A conversa noturna com Nicodemos II

Continuação
A discreta fidelidade de Nicodemos
De dentro dessa moldura sócio-psico-religiosa, surge a figura de Nicodemos. Segundo São João, trata-se de um fariseu, príncipe dos judeus, que receando comprometer sua reputação no meio de seus companheiros, procurou encontrar-se com Jesus de maneira oculta.
De fato, era tal a sanha de indignação dos fariseus contra o Divino Mestre que, se Nicodemos assim não procedesse, sofreria terríveis perseguições. Os Evangelhos são ricos em pormenores a esse respeito, mas bastaria relembrar o dito dos fariseus quando se indignaram contra os agentes que deveriam ter prendido Jesus: “Houve, porventura, alguém dentre os chefes do povo ou dos fariseus que acreditasse n’Ele? Quanto a esta plebe que não conhece a Lei, é maldita” (Jo 7, 48-49). Essa é a razão pela qual Nicodemos, como José de Arimatéia, embora sempre fiel, manteve grande discrição até o fim (1). Apesar disso, é digna de nota a imperfeição da fé de Nicodemos no Homem-Deus; chama-O de Mestre por causa de seus milagres, mas O vê apenas como um grande homem auxiliado pelo poder de Deus.
O Redentor aproveitou a circunstância de sua visita para ilustrar e fortalecer a fé desse seu novo e secreto discípulo (2), preparando-o para aceitar sua divindade, fazendo-o conhecer algo sobre o Batismo e a Encarnação. E acaba por lhe declarar o objetivo último de sua vinda a esta terra: a salvação dos homens através de sua morte, e morte de cruz. Esta é a temática da Liturgia de hoje.
A Serpente de bronze Símbolo do filho do homem
E como Moisés levantou no deserto a serpente, assim também importa que seja levantado o Filho do homem, 15 a fim de que todo o que crê n’Ele tenha a vida eterna.
São Cirilo de Alexandria faz uma aproximação entre o Batismo, anteriormente enunciado por Jesus, e a figura da serpente de bronze.
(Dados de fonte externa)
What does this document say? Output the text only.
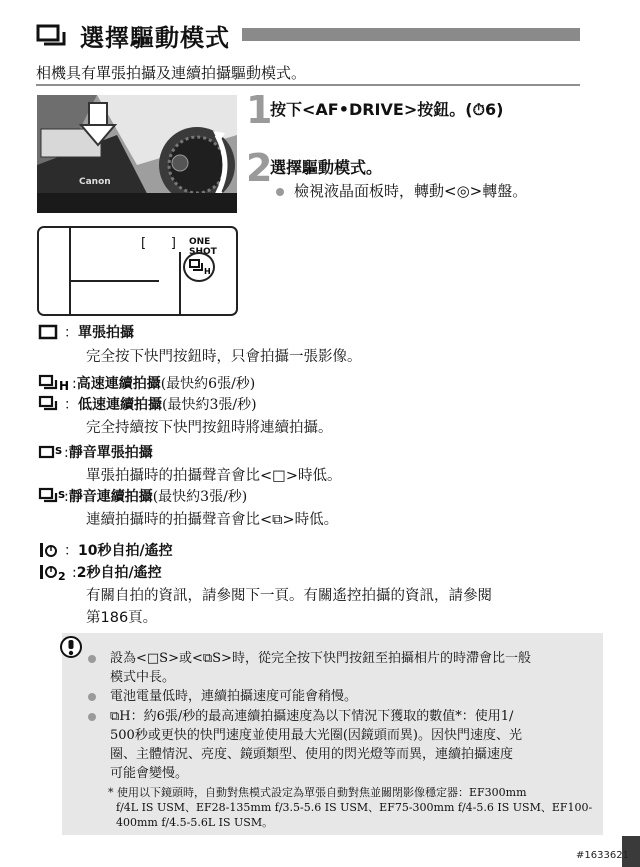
選擇驅動模式
相機具有單張拍攝及連續拍攝驅動模式。
Canon
[      ] ONE SHOT
H
1
按下<AF•DRIVE>按鈕。(⏱6)
2
選擇驅動模式。
檢視液晶面板時，轉動<◎>轉盤。
：單張拍攝
完全按下快門按鈕時，只會拍攝一張影像。
H :高速連續拍攝(最快約6張/秒)
：低速連續拍攝(最快約3張/秒)
完全持續按下快門按鈕時將連續拍攝。
S :靜音單張拍攝
單張拍攝時的拍攝聲音會比<□>時低。
S
:靜音連續拍攝(最快約3張/秒)
連續拍攝時的拍攝聲音會比<⧉>時低。
：10秒自拍/遙控
2 :2秒自拍/遙控
有關自拍的資訊，請參閱下一頁。有關遙控拍攝的資訊，請參閱
第186頁。
設為<□S>或<⧉S>時，從完全按下快門按鈕至拍攝相片的時滯會比一般
模式中長。
電池電量低時，連續拍攝速度可能會稍慢。
⧉H：約6張/秒的最高連續拍攝速度為以下情況下獲取的數值*：使用1/
500秒或更快的快門速度並使用最大光圈(因鏡頭而異)。因快門速度、光
圈、主體情況、亮度、鏡頭類型、使用的閃光燈等而異，連續拍攝速度
可能會變慢。
* 使用以下鏡頭時，自動對焦模式設定為單張自動對焦並關閉影像穩定器：EF300mm
f/4L IS USM、EF28-135mm f/3.5-5.6 IS USM、EF75-300mm f/4-5.6 IS USM、EF100-
400mm f/4.5-5.6L IS USM。
#1633621
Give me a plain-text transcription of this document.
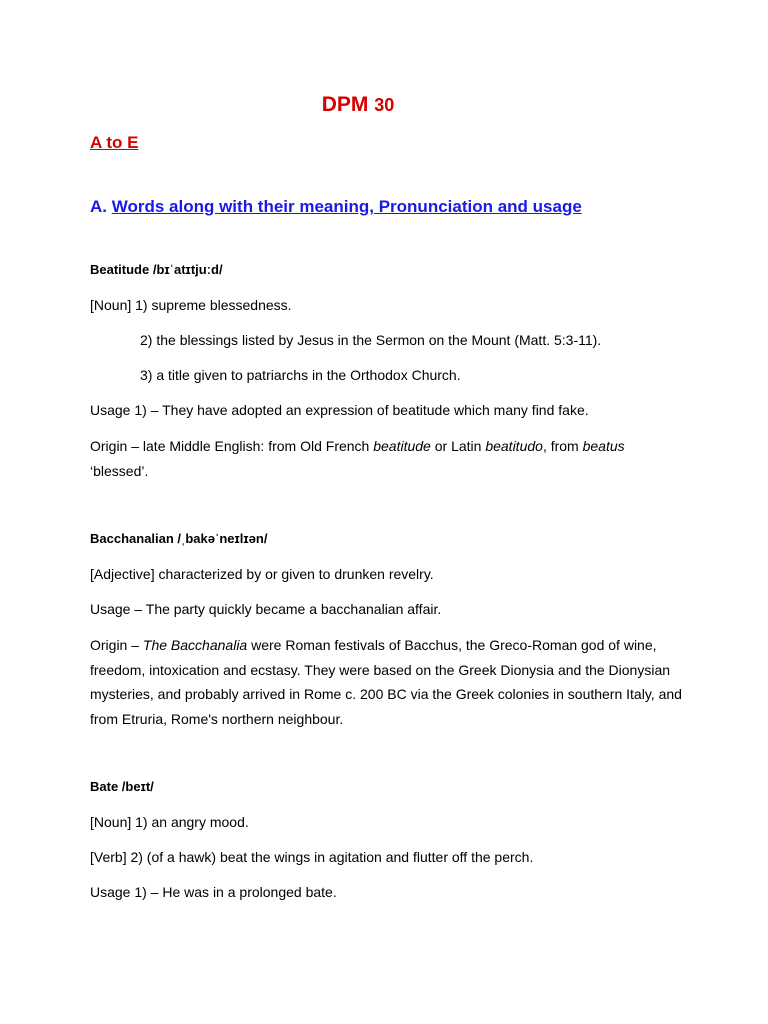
DPM 30
A to E
A. Words along with their meaning, Pronunciation and usage
Beatitude /bɪˈatɪtjuːd/
[Noun] 1) supreme blessedness.
2) the blessings listed by Jesus in the Sermon on the Mount (Matt. 5:3-11).
3) a title given to patriarchs in the Orthodox Church.
Usage 1) – They have adopted an expression of beatitude which many find fake.
Origin – late Middle English: from Old French beatitude or Latin beatitudo, from beatus
‘blessed’.
Bacchanalian /ˌbakəˈneɪlɪən/
[Adjective] characterized by or given to drunken revelry.
Usage – The party quickly became a bacchanalian affair.
Origin – The Bacchanalia were Roman festivals of Bacchus, the Greco-Roman god of wine, freedom, intoxication and ecstasy. They were based on the Greek Dionysia and the Dionysian mysteries, and probably arrived in Rome c. 200 BC via the Greek colonies in southern Italy, and from Etruria, Rome's northern neighbour.
Bate /beɪt/
[Noun] 1) an angry mood.
[Verb] 2) (of a hawk) beat the wings in agitation and flutter off the perch.
Usage 1) – He was in a prolonged bate.
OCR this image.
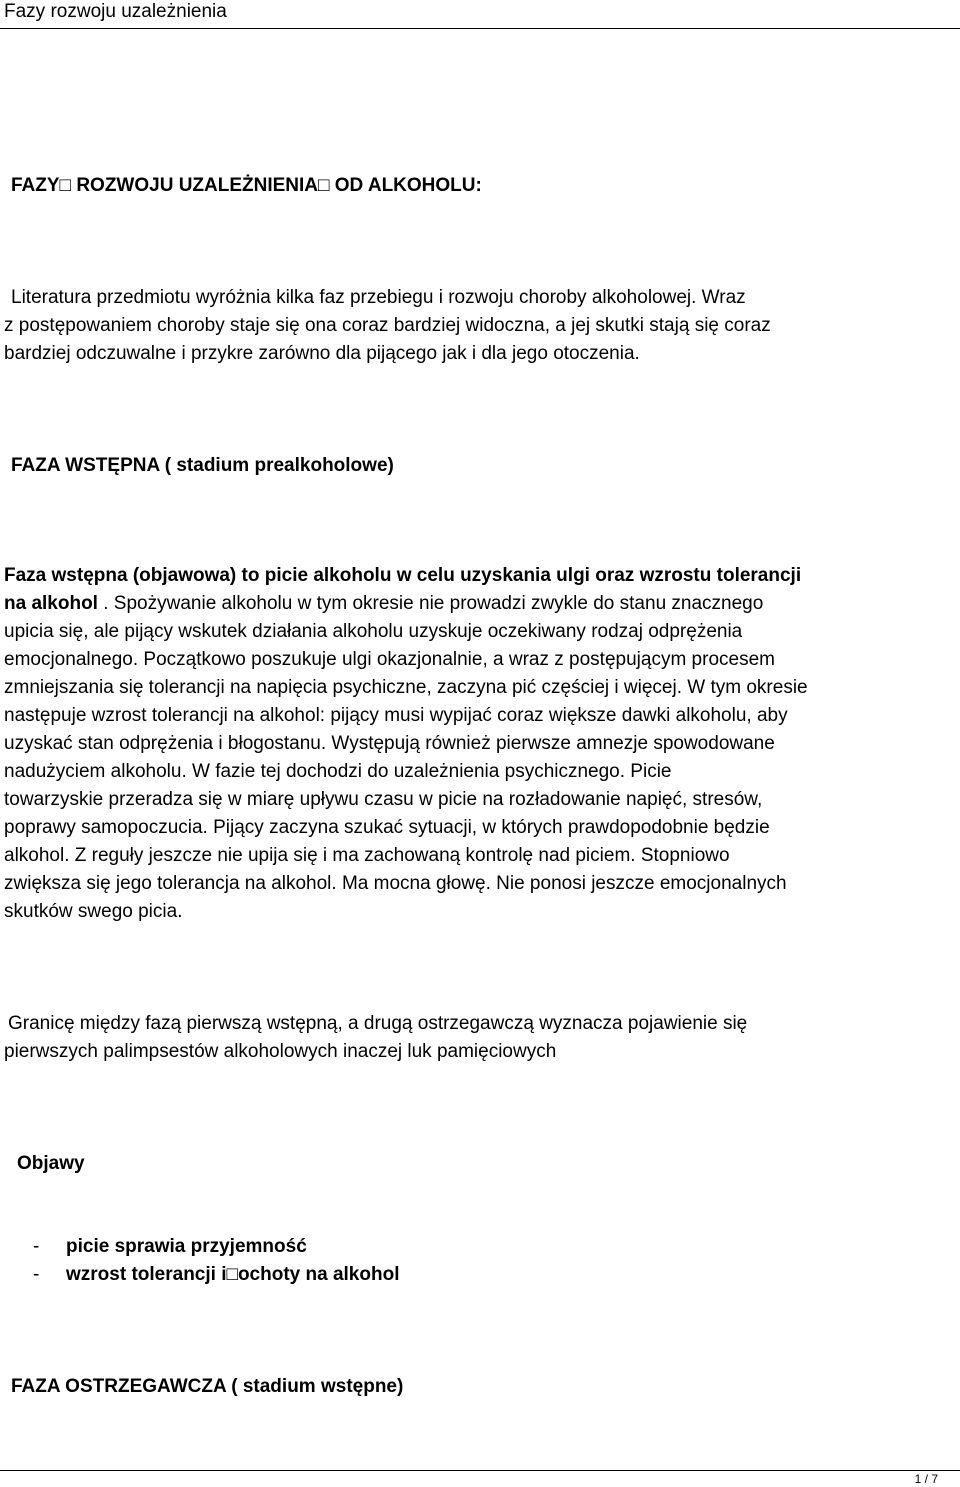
Fazy rozwoju uzależnienia
FAZY□ ROZWOJU UZALEŻNIENIA□ OD ALKOHOLU:
Literatura przedmiotu wyróżnia kilka faz przebiegu i rozwoju choroby alkoholowej. Wraz
z postępowaniem choroby staje się ona coraz bardziej widoczna, a jej skutki stają się coraz
bardziej odczuwalne i przykre zarówno dla pijącego jak i dla jego otoczenia.
FAZA WSTĘPNA ( stadium prealkoholowe)
Faza wstępna (objawowa) to picie alkoholu w celu uzyskania ulgi oraz wzrostu tolerancji
na alkohol . Spożywanie alkoholu w tym okresie nie prowadzi zwykle do stanu znacznego
upicia się, ale pijący wskutek działania alkoholu uzyskuje oczekiwany rodzaj odprężenia
emocjonalnego. Początkowo poszukuje ulgi okazjonalnie, a wraz z postępującym procesem
zmniejszania się tolerancji na napięcia psychiczne, zaczyna pić częściej i więcej. W tym okresie
następuje wzrost tolerancji na alkohol: pijący musi wypijać coraz większe dawki alkoholu, aby
uzyskać stan odprężenia i błogostanu. Występują również pierwsze amnezje spowodowane
nadużyciem alkoholu. W fazie tej dochodzi do uzależnienia psychicznego. Picie
towarzyskie przeradza się w miarę upływu czasu w picie na rozładowanie napięć, stresów,
poprawy samopoczucia. Pijący zaczyna szukać sytuacji, w których prawdopodobnie będzie
alkohol. Z reguły jeszcze nie upija się i ma zachowaną kontrolę nad piciem. Stopniowo
zwiększa się jego tolerancja na alkohol. Ma mocna głowę. Nie ponosi jeszcze emocjonalnych
skutków swego picia.
Granicę między fazą pierwszą wstępną, a drugą ostrzegawczą wyznacza pojawienie się
pierwszych palimpsestów alkoholowych inaczej luk pamięciowych
Objawy
- picie sprawia przyjemność
- wzrost tolerancji i□ochoty na alkohol
FAZA OSTRZEGAWCZA ( stadium wstępne)
1 / 7
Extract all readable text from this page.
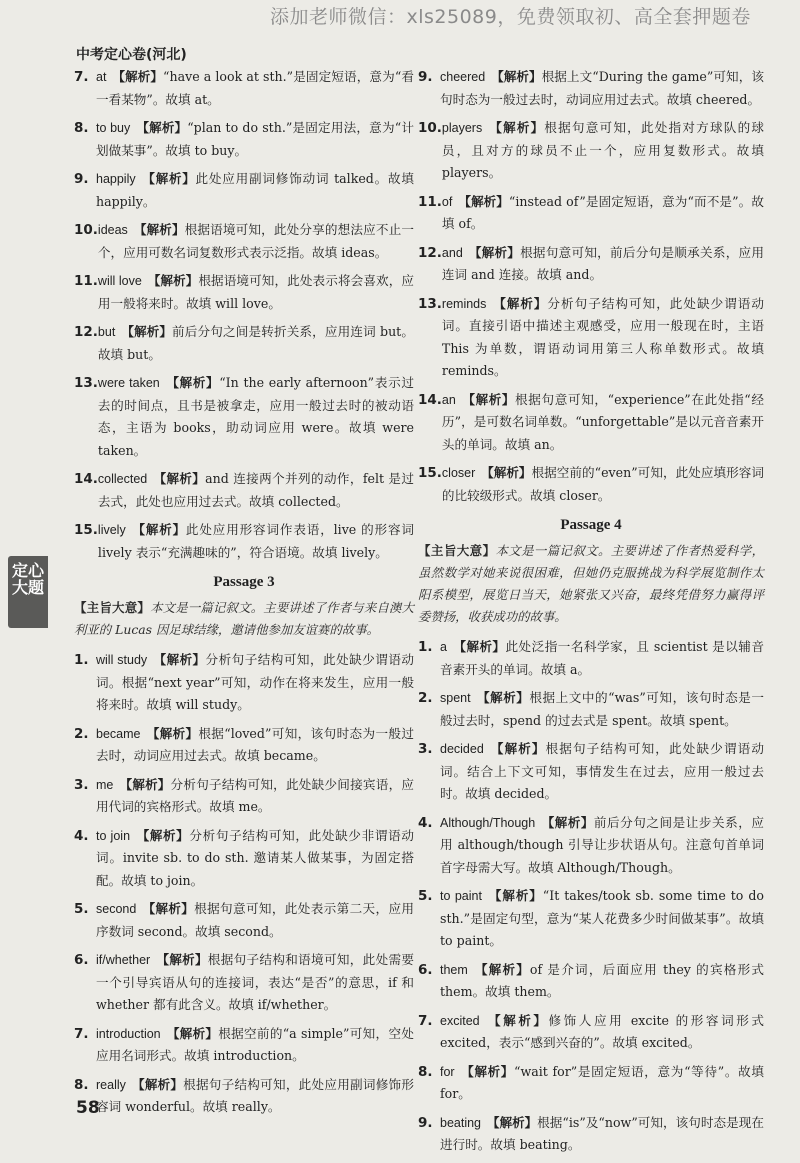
添加老师微信：xls25089，免费领取初、高全套押题卷
中考定心卷(河北)
定心大题
7. at 【解析】“have a look at sth.”是固定短语，意为“看一看某物”。故填 at。
8. to buy 【解析】“plan to do sth.”是固定用法，意为“计划做某事”。故填 to buy。
9. happily 【解析】此处应用副词修饰动词 talked。故填 happily。
10. ideas 【解析】根据语境可知，此处分享的想法应不止一个，应用可数名词复数形式表示泛指。故填 ideas。
11. will love 【解析】根据语境可知，此处表示将会喜欢，应用一般将来时。故填 will love。
12. but 【解析】前后分句之间是转折关系，应用连词 but。故填 but。
13. were taken 【解析】“In the early afternoon”表示过去的时间点，且书是被拿走，应用一般过去时的被动语态，主语为 books，助动词应用 were。故填 were taken。
14. collected 【解析】and 连接两个并列的动作，felt 是过去式，此处也应用过去式。故填 collected。
15. lively 【解析】此处应用形容词作表语，live 的形容词 lively 表示“充满趣味的”，符合语境。故填 lively。
Passage 3
【主旨大意】本文是一篇记叙文。主要讲述了作者与来自澳大利亚的 Lucas 因足球结缘，邀请他参加友谊赛的故事。
1. will study 【解析】分析句子结构可知，此处缺少谓语动词。根据“next year”可知，动作在将来发生，应用一般将来时。故填 will study。
2. became 【解析】根据“loved”可知，该句时态为一般过去时，动词应用过去式。故填 became。
3. me 【解析】分析句子结构可知，此处缺少间接宾语，应用代词的宾格形式。故填 me。
4. to join 【解析】分析句子结构可知，此处缺少非谓语动词。invite sb. to do sth. 邀请某人做某事，为固定搭配。故填 to join。
5. second 【解析】根据句意可知，此处表示第二天，应用序数词 second。故填 second。
6. if/whether 【解析】根据句子结构和语境可知，此处需要一个引导宾语从句的连接词，表达“是否”的意思，if 和 whether 都有此含义。故填 if/whether。
7. introduction 【解析】根据空前的“a simple”可知，空处应用名词形式。故填 introduction。
8. really 【解析】根据句子结构可知，此处应用副词修饰形容词 wonderful。故填 really。
9. cheered 【解析】根据上文“During the game”可知，该句时态为一般过去时，动词应用过去式。故填 cheered。
10. players 【解析】根据句意可知，此处指对方球队的球员，且对方的球员不止一个，应用复数形式。故填 players。
11. of 【解析】“instead of”是固定短语，意为“而不是”。故填 of。
12. and 【解析】根据句意可知，前后分句是顺承关系，应用连词 and 连接。故填 and。
13. reminds 【解析】分析句子结构可知，此处缺少谓语动词。直接引语中描述主观感受，应用一般现在时，主语 This 为单数，谓语动词用第三人称单数形式。故填 reminds。
14. an 【解析】根据句意可知，“experience”在此处指“经历”，是可数名词单数。“unforgettable”是以元音音素开头的单词。故填 an。
15. closer 【解析】根据空前的“even”可知，此处应填形容词的比较级形式。故填 closer。
Passage 4
【主旨大意】本文是一篇记叙文。主要讲述了作者热爱科学，虽然数学对她来说很困难，但她仍克服挑战为科学展览制作太阳系模型，展览日当天，她紧张又兴奋，最终凭借努力赢得评委赞扬，收获成功的故事。
1. a 【解析】此处泛指一名科学家，且 scientist 是以辅音音素开头的单词。故填 a。
2. spent 【解析】根据上文中的“was”可知，该句时态是一般过去时，spend 的过去式是 spent。故填 spent。
3. decided 【解析】根据句子结构可知，此处缺少谓语动词。结合上下文可知，事情发生在过去，应用一般过去时。故填 decided。
4. Although/Though 【解析】前后分句之间是让步关系，应用 although/though 引导让步状语从句。注意句首单词首字母需大写。故填 Although/Though。
5. to paint 【解析】“It takes/took sb. some time to do sth.”是固定句型，意为“某人花费多少时间做某事”。故填 to paint。
6. them 【解析】of 是介词，后面应用 they 的宾格形式 them。故填 them。
7. excited 【解析】修饰人应用 excite 的形容词形式 excited，表示“感到兴奋的”。故填 excited。
8. for 【解析】“wait for”是固定短语，意为“等待”。故填 for。
9. beating 【解析】根据“is”及“now”可知，该句时态是现在进行时。故填 beating。
58
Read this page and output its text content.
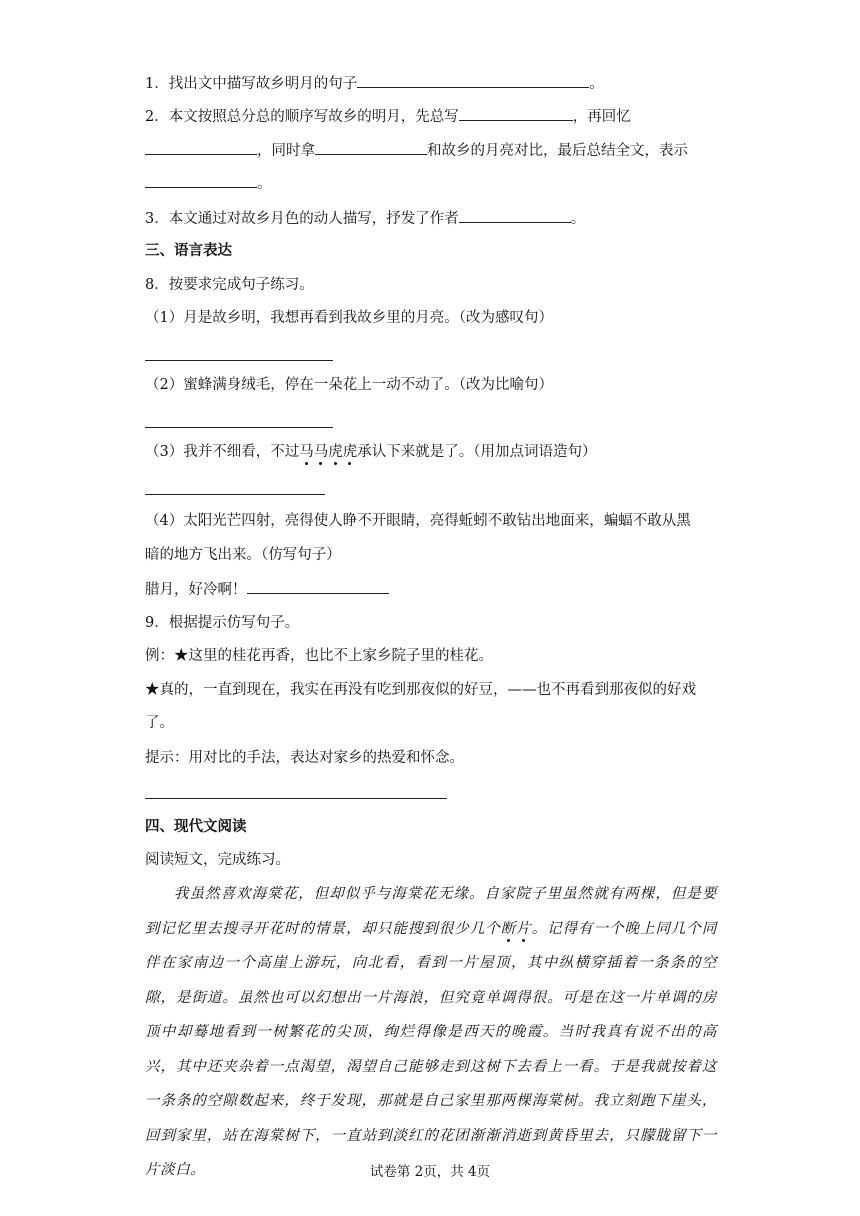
1．找出文中描写故乡明月的句子	。
2．本文按照总分总的顺序写故乡的明月，先总写	，再回忆
，同时拿	和故乡的月亮对比，最后总结全文，表示
。
3．本文通过对故乡月色的动人描写，抒发了作者	。
三、语言表达
8．按要求完成句子练习。
（1）月是故乡明，我想再看到我故乡里的月亮。（改为感叹句）
（2）蜜蜂满身绒毛，停在一朵花上一动不动了。（改为比喻句）
（3）我并不细看，不过马马虎虎承认下来就是了。（用加点词语造句）
（4）太阳光芒四射，亮得使人睁不开眼睛，亮得蚯蚓不敢钻出地面来，蝙蝠不敢从黑
暗的地方飞出来。（仿写句子）
腊月，好冷啊！
9．根据提示仿写句子。
例：★这里的桂花再香，也比不上家乡院子里的桂花。
★真的，一直到现在，我实在再没有吃到那夜似的好豆，——也不再看到那夜似的好戏
了。
提示：用对比的手法，表达对家乡的热爱和怀念。
四、现代文阅读
阅读短文，完成练习。
我虽然喜欢海棠花，但却似乎与海棠花无缘。自家院子里虽然就有两棵，但是要到记忆里去搜寻开花时的情景，却只能搜到很少几个断片。记得有一个晚上同几个同伴在家南边一个高崖上游玩，向北看，看到一片屋顶，其中纵横穿插着一条条的空隙，是街道。虽然也可以幻想出一片海浪，但究竟单调得很。可是在这一片单调的房顶中却蓦地看到一树繁花的尖顶，绚烂得像是西天的晚霞。当时我真有说不出的高兴，其中还夹杂着一点渴望，渴望自己能够走到这树下去看上一看。于是我就按着这一条条的空隙数起来，终于发现，那就是自己家里那两棵海棠树。我立刻跑下崖头，回到家里，站在海棠树下，一直站到淡红的花团渐渐消逝到黄昏里去，只朦胧留下一片淡白。	试卷第 2页，共 4页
Segundo ele, pelo fato de Nicodemos talvez não ter alcançado o significado dos aspectos sobrenaturais desse Sacramento, o Mestre resolveu recordar-lhe esse episódio tão conhecido de todo o povo israelita, a fortiori de quem era fariseu, como seu visitante.
O episódio do Antigo Testamento
Tendo partido do Monte Hor na direção do Mar Vermelho, o povo judeu se revoltara contra Moisés, e até mesmo diretamente contra Deus, devido ao cansaço, ao enfaramento e à falta de pão, água e de outro alimento que não o maná. Por castigo, Deus enviou serpentes cujas picadas produziam inflamação, febre e, finalmente, a morte; daí seu nome: “de fogo”. Imploraram então os judeus a intercessão de Moisés junto a Deus. Este não eliminou o mal, mas concedeu-lhes um remédio: todo aquele que fosse atacado pelo mortífero animal, ficaria imediatamente curado se olhasse para uma serpente de bronze a qual, por ordem divina, o Profeta havia fixado sobre um poste (3).
Esse objeto foi tomado pelo povo como um símbolo da cura que lhes era concedida por Deus.
Nicodemos devia conhecer a interpretação exata desse milagre, constante no Livro da Sabedoria: “E tiveram logo um sinal de salvação (...) Porque aquele que se voltava para o referido sinal não era curado porque o via, mas sim por Ti, que és o Salvador de todos os homens” (16, 5-7).
Continua no próximo post

sexta-feira, 9 de dezembro de 2011

A conversa noturna com Nicodemos (Jo 3, 14-21)

A conversa noturna
Recebendo afavelmente um potencial discípulo, Jesus, o primeiro evangelizador da História, procura prepará-lo com cuidado e tato didático para ser capaz de crer na sua divindade.
Jesus fortalece a fé de um discreto discípulo
Ânimos divididos ante a figura de Jesus
O presente Evangelho é a parte final da conversa noturna havida entre Jesus e Nicodemos. Antes desse encontro, havia Ele realizado o milagre das bodas de Caná e expulsado os vendilhões do Templo. Crescia o número dos convertidos, pois todos comprovavam a grandiosidade de Jesus “ao verem os milagres que fazia” (Jo 2, 23). Entretanto não era íntegra, como deveria ser, a fé daqueles admiradores, porque as esperanças do povo judeu estavam voltadas para um Messias politizado, carregado de dotes humanos, segundo o conceito mundano da época. Por isso “Jesus não se fiava neles” (Jo 2, 24). Se alguns chegavam a discernir os aspectos sobrenaturais de Jesus, faltava-lhes entretanto a proporcionada abnegação e entrega para segui-Lo incondicionalmente.
Apesar disso, da parte do povo miúdo a nota tônica era de franca simpatia.
Não ocorria o mesmo com as autoridades religiosas. Aparecera diante deles um profeta pregando uma doutrina nova, dotada de potência, que abalava a estrutura dos princípios religiosos aprendidos por eles numa escola de longa tradição. Sobre essa dificuldade, acrescentara-se outra grave: a expulsão dos vendilhões do Templo. Por causa disso, os ânimos estavam fortemente susceptibilizados, e a figura de Jesus, além de lhes criar um tormentoso problema de consciência, a cada passo fazia-lhes sangrar as mal cicatrizadas feridas do ressentimento.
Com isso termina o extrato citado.